Muchas vidas quedaron marcadas para siempre y hoy, pasados 70 años, a los descendientes de los supervivientes y a los contados protagonistas que siguen con vida aún les cuesta hablar de aquel terrible accidente. Herminia Machado, apenas tenía 9 años, pero insiste en que aquel «horror» jamás podrá sepultarlo. «Recuerdo que en la estación de Guadix, entonces tan importante o más que la de Almería, se dejó la mínima luz en señal de luto. Aquella noche no dormí y al día siguiente fui testigo del horror. Lo que quedaba de los electrocutados y calcinados lo metían todo en una caja. Ahí murió mucha gente, mucha...».
Las hemerotecas apenas reflejan la catástrofe. Datos falseados por el franquismo y noticias arrinconadas en lugares menores. Solo el ‘Yugo’, altavoz del Régimen, se atrevía a informar con amplitud sobre el suceso. Pero el número de víctimas no tenía nada que ver con la realidad.
«Bailan las cifras, pero los muertos son muchos más de los que se reconocen». La memoria de Renfe fijaba el balance anual (todas las víctimas de 1945) en 41 muertos y 593 heridos. Una burla macabra. Apoyándose en el informe pericial, se concluye que de los cerca de 300 pasajeros, 146 resultaron ilesos y otros 39 heridos. Eso totaliza 185 supervivientes. O dicho de otra forma: más de cien muertos. Se contabilizaron 22 cadáveres, 11 esqueletos carbonizados y 6 cráneos semicarbonizados. Los otros 93 se dieron por desaparecidos, pero es probable que quedasen reducidos a cenizas en aquel incendio colosal.

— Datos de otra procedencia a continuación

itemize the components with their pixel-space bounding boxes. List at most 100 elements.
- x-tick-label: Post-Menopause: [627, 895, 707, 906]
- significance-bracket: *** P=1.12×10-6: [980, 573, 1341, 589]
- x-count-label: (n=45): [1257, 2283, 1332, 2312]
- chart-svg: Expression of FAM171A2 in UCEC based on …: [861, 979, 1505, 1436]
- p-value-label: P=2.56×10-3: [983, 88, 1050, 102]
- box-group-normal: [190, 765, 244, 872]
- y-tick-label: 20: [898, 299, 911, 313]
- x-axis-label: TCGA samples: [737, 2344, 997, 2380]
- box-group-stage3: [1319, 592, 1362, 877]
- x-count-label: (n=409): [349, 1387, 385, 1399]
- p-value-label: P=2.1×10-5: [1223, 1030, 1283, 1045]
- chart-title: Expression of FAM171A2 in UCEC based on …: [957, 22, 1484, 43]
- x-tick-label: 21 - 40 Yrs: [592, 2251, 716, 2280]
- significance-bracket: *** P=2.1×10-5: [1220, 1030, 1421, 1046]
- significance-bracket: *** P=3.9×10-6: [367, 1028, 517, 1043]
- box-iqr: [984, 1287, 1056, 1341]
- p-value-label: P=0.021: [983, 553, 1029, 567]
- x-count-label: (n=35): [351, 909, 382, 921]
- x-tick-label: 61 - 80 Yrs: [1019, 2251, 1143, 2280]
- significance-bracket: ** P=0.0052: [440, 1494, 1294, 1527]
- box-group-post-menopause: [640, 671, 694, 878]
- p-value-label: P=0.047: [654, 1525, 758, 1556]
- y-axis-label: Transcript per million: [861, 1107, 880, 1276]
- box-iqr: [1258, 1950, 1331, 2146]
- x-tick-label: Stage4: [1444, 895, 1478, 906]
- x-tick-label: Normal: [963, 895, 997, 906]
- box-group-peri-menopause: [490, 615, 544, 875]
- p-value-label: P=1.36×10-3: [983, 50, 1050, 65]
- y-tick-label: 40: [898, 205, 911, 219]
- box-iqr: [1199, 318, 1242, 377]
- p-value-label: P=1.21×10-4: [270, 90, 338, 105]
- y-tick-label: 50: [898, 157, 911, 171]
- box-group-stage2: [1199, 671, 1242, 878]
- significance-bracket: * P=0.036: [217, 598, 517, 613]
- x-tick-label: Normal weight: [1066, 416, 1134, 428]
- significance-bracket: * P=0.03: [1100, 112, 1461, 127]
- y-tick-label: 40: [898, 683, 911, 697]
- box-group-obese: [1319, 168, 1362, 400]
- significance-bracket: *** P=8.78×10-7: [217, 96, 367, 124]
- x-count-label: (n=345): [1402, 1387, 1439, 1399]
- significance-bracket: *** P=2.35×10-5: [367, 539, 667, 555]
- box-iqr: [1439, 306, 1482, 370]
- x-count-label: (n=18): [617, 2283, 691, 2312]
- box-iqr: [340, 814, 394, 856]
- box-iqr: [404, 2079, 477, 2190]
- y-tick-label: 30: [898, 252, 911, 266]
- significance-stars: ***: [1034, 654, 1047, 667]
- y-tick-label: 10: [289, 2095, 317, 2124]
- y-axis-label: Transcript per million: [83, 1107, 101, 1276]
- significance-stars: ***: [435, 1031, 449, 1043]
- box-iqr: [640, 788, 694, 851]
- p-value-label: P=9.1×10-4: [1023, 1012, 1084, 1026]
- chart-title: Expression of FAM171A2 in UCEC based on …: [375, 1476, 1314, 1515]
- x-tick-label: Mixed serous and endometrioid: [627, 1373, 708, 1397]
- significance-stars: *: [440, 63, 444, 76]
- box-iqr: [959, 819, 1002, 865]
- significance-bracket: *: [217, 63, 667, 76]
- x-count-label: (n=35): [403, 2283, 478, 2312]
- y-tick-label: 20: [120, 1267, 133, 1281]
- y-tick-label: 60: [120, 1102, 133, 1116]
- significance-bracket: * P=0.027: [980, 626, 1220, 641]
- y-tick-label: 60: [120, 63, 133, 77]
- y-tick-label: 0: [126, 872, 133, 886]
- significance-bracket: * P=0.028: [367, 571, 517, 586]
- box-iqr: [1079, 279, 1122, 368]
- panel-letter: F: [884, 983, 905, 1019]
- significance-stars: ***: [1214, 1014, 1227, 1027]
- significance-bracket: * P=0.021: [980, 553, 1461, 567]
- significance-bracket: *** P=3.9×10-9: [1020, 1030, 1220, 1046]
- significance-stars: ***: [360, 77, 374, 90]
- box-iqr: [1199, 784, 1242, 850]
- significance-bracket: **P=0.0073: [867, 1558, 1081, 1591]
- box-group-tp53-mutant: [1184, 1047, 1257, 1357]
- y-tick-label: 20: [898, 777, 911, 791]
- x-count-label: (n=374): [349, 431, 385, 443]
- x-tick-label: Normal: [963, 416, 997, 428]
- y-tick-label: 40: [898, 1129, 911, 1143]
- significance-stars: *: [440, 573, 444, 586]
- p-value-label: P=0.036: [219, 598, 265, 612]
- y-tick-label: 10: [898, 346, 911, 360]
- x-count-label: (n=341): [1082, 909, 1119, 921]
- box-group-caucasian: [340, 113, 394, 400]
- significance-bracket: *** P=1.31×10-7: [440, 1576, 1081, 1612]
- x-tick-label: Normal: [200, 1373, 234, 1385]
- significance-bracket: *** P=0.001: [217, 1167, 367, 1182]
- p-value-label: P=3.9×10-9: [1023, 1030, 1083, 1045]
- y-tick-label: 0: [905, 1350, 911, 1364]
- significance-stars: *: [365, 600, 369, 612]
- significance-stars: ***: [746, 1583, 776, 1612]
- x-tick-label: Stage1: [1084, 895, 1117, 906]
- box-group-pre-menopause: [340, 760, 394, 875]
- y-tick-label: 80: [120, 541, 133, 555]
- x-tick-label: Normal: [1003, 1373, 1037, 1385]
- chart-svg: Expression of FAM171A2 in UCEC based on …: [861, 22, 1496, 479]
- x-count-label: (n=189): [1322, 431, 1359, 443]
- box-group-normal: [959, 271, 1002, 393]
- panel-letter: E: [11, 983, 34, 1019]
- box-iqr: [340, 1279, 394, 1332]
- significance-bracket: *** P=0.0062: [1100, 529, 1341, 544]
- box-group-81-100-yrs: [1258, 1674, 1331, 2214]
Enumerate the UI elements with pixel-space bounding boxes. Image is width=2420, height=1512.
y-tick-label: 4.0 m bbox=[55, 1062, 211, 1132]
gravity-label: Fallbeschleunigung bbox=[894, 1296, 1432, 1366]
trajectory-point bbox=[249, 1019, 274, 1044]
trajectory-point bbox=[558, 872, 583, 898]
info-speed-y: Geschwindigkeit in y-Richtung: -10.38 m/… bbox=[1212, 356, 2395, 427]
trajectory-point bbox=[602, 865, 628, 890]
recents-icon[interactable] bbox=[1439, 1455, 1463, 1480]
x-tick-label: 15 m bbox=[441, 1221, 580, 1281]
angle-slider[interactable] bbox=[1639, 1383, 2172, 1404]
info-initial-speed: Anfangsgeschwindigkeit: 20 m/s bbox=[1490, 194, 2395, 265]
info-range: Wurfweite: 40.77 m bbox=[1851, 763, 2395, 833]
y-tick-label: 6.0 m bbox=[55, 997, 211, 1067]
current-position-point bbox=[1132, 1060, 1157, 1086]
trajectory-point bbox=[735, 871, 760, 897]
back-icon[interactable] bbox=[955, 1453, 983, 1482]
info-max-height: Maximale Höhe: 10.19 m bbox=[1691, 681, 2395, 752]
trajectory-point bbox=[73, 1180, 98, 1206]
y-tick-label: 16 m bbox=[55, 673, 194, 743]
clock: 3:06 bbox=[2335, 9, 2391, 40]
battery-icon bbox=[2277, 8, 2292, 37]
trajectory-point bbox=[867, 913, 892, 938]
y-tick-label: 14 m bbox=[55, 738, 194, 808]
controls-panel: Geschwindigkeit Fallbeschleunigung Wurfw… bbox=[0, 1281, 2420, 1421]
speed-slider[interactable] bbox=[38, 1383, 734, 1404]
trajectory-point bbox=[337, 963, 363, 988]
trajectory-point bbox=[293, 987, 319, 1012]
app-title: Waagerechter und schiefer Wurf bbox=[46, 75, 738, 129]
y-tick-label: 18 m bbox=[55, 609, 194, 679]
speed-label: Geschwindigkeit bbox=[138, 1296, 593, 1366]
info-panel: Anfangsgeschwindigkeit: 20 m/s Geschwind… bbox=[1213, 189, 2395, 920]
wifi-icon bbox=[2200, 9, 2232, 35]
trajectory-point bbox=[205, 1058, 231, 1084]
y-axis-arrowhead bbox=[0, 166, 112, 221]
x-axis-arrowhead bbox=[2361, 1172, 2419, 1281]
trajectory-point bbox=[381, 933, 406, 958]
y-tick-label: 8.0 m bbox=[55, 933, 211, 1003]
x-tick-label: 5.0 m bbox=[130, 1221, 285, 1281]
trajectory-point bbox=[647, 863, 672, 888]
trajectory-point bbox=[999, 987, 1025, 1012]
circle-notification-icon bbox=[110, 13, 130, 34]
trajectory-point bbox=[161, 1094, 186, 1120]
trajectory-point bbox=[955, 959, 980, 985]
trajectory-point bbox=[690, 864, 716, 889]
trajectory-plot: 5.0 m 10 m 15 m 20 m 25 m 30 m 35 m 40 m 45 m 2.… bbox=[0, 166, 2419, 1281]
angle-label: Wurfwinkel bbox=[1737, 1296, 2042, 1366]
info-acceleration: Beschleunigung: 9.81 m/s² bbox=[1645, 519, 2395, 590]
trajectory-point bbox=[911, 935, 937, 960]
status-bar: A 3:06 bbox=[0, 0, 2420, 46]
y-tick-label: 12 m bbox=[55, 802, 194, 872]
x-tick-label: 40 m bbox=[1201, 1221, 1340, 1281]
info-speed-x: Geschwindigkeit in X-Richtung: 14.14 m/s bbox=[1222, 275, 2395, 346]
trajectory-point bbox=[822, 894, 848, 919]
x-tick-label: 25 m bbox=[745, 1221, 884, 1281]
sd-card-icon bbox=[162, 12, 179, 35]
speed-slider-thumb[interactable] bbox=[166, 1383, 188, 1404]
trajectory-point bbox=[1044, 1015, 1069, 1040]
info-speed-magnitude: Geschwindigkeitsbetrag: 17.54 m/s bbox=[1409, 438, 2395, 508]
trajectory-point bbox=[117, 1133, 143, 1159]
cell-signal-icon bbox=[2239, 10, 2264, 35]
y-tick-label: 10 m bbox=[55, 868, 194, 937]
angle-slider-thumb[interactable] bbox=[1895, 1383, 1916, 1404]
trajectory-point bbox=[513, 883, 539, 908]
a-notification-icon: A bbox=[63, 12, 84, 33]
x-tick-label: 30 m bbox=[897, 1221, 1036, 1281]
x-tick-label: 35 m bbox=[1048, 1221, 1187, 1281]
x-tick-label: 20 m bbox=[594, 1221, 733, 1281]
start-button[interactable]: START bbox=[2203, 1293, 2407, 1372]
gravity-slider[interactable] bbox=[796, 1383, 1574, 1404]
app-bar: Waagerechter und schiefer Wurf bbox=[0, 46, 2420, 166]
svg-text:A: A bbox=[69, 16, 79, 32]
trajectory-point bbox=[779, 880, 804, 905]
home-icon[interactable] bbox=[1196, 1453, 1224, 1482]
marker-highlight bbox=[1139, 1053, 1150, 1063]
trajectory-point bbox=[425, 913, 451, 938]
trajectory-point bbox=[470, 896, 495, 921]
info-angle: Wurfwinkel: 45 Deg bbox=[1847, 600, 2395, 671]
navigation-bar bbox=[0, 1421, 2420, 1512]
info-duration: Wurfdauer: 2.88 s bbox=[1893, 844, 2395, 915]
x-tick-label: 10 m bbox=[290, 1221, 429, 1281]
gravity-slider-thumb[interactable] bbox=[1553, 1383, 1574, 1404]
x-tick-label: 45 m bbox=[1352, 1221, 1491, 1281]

La vía no quedó expedita hasta las 19.40 horas del 17 de noviembre, casi tres días después. Y durante un mes los vecinos de Alcubillas, contratados por Renfe, siguieron recogiendo restos de las víctimas alrededor de los raíles. Muchos fueron enterrados en un pequeño mausoleo, casi una fosa común, levantado cerca de la trinchera, pero el tiempo y la desidia de los dirigentes dejaron aquel recuerdo (el único que había de uno de los accidentes ferroviarios más graves de la historia de España) completamente abandonado.
El 24 de noviembre de aquel año, un maqui encontró un cuerpo sin vida en el paraje de la Loma de los Garcías. José Lúcar había salido escopetado aquella noche infausta al sospechar que su despiste, totalmente injustificado, iba a resultar letal. Cruzó a su casa, al otro lado de las vías, se despidió de su mujer y su hija, y cogió un revólver. A uno o dos kilómetros de allí, víctima de los remordimientos, se pegó un tiro.